While most of the above is, of course, heavily fictionalized, drawn from the disparate corners of my brain-stuff, this too draws from real history. Alchemy has been around in Asia for over a millennium in different forms. I have to do more extensive research into this myself, but what I have found so far is fascinating and I have tried to incorporate overarching themes and elements into my work.
My info comes from many places, but the write-up for this comes from here.
Rasāyana is the Sanskrit term meaning “alchemy,” though it’s been around much longer than alchemical scripture, the advent of which fell around the 10th century. Centuries before that, it was thought to mean “rejuvenation therapy.” Around the 8th century, rasa-rasāyana found its way into Buddhist and Hindu tantric (tantra referring to the Buddhist and Hindu traditions that developed in India from the 1st century onward) texts to refer to the siddhi, or supernatural power, associated with finding magical elixirs.

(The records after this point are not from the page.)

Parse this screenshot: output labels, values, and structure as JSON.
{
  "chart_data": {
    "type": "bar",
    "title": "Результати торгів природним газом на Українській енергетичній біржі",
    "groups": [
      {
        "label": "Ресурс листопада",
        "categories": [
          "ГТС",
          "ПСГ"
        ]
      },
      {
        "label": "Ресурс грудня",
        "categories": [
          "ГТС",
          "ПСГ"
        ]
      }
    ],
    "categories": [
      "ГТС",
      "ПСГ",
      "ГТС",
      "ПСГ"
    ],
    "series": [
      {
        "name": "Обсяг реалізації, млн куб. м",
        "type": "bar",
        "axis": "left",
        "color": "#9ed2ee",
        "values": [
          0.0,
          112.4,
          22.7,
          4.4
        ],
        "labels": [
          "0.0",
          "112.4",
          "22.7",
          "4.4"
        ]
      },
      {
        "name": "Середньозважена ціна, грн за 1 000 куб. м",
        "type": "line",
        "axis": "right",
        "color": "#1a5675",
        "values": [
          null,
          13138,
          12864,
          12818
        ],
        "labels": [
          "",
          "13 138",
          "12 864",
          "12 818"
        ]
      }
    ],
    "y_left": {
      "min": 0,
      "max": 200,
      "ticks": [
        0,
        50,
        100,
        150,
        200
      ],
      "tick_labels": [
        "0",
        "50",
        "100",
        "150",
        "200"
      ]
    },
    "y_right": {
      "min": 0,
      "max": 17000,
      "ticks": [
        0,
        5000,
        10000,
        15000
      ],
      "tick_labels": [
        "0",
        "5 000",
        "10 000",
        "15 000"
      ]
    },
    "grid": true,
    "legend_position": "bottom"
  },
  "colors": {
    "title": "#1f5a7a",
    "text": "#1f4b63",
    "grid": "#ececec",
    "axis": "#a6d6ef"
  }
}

From there, Indian alchemy had twofold intention: turning normal metals into precious metals, namely gold (dhātuvāda, transmutational alchemy: like we see in the standard depiction of medieval alchemy); and producing elixirs of immortality (dehavāda, elixir alchemy), to achieve “an immortal, invulnerable body possessed of supernatural powers.” Rasa became a term for the substance mercury, and rasāyana became a term for mercurial alchemy. These goals were ascribed to tantric alchemical practice between the 10th and 13th centuries, and is the primary era from which I draw inspiration for the alchemy present in our story now. Later evolutions began to incorporate other practices, rogavāda for medical alchemy and rasacikitsā for mercurial medicine for example.
I never really know how to end these. Thanks for sticking around this far!